Resenha | Zagor: Edição Especial em Cores Nº 3
O herói Zagor é o famoso herói italiano que as grandes editoras dos Estados Unidos nunca permitiram que sua penetração de fato acontecesse, e fosse marcante, na América e nos países forte e culturalmente colonizados pela cultura americana, desde os anos 60 até hoje. O guardião da floresta de Darkwood, vulgo “espírito da machadinha”, é personagem clássico dos gibis muito pouco conhecido, em comparação com titãs tipo Batman e Homem-Aranha. Sua origem e principais aventuras que, ironicamente, retratam temas e dilemas americanos da época, vem sendo publicadas no Brasil pela Mythos Editora após décadas de um ostracismo generalizado do personagem a quaisquer fãs de cultura pop, mesmo aqueles que conseguem se livrar do eixo limitado Marvel/DC, e isso não poderia ser uma notícia melhor.

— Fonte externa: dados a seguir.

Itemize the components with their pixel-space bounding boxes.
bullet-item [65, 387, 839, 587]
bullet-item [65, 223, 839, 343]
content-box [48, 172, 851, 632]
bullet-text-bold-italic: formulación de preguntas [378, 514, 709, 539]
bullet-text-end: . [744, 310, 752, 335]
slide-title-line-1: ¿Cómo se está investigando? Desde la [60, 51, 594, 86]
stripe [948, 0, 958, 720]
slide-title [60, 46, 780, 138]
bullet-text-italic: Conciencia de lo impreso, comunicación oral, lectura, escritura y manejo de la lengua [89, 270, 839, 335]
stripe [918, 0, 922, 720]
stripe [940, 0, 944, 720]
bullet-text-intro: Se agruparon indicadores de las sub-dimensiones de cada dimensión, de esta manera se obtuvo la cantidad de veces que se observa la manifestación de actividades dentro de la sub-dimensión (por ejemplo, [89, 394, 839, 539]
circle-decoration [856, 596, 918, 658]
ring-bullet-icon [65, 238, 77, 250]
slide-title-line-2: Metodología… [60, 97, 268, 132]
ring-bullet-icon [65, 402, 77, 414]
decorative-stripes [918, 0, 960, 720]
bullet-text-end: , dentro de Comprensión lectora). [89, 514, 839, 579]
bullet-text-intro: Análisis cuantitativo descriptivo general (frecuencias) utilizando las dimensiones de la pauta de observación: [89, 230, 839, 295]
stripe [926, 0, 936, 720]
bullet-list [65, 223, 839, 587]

A criação máxima de Guido Nolitta e Gallieno Ferri ganha agora uma série de compilados com as melhores histórias de Zagor e seu fiel escudeiro, o mexicano Chico. A cada volume, temos duas aventuras dessa dupla em um interior americano ainda não industrializado, visto em muitos filmes célebres de John Ford (Nos Tempos da Diligência e Rastros de Ódio são dois ótimos exemplos), nos trágicos tempos em que os militares caçavam índios formalmente, com absoluta cobertura do estado. Em Indian Circus, a primeira história deste Volume 3, vemos um ex-oficial militar raptando peles-vermelhas para expô-los em um circo humano, com base na justificativa que a maioria da população tem medo dos nativos selvagens dos EUA, e por isso, precisam ser mantidos afastados, controlados, de preferência em um zoológico, ou melhor: em um ringue de entretenimento, onde índios e leões são tratados da mesma forma.
É claro que Zagor não pode permitir que esse crime aconteça, e junto do atrapalhado Chico, planejam restituir a liberdade ao povo destituído de seu habitat natural pelo homem branco, sempre predatório conforme nos mostra a colonização dos povos. Nisso, os autores Nolitta e Ferri constroem uma interessante questão moral: os índios raptados para este circo do vilão Rod Mac Carthy, de tão rebaixados e humilhados, acabam concordando com a escravidão que os acomete, como se esta fosse a condição natural que o destino lhes reservou. O que o seu abolicionista deve fazer, num impasse desses? Se em Indian Circus Zagor tenta garantir a alforria a quem não dispõe mais de nenhum poder de reação quanto a seus algozes, em Missão Trágica ele precisará assegurar provas que o livrem de uma grave denúncia: ter tramado um roubo milionário de dinheiro do Estado em que tudo indica a sua culpa, de maneira indiscutível. A sorte, como sempre, não está com o espírito da machadinha, mais longe que nunca da sua amada Darkwood.
Nesta segunda história, percebemos que os autores se importam em ter o Estado americano como uma instituição paranoica (quando oficiais brigões prendem Chico por ele “roubar” uma linda flor da grama de um forte militar), e vitimada justamente para que o leitor se envolva com o drama estatal, uma vez que o dinheiro foi roubado e muitos agentes públicos foram mortos. Em suma: eles precisam rapidamente de um culpado. Na iminência da acusação, Zagor traça um plano nada infalível de fuga da prisão de Hellgate, em uma trama inspirada nos clássicos filmes de cadeia em que o ambiente carcerário é algo sufocante para qualquer homem. Enjaulado, o herói prova ser um anti-herói à medida que deseja escapar da lei, enquanto junta provas de sua inocência quanto ao assalto do comboio, além de encontrar seus verdadeiros culpados. Detalhe que essas histórias foram as primeiras a ganharem páginas coloridas das aventuras de Chico e Zagor, numa estratégia editorial de atrair mais leitores, em 1972. Deu certo, a tiragem foi um sucesso, e o que já era ótimo ganhou historicamente mais um atrativo.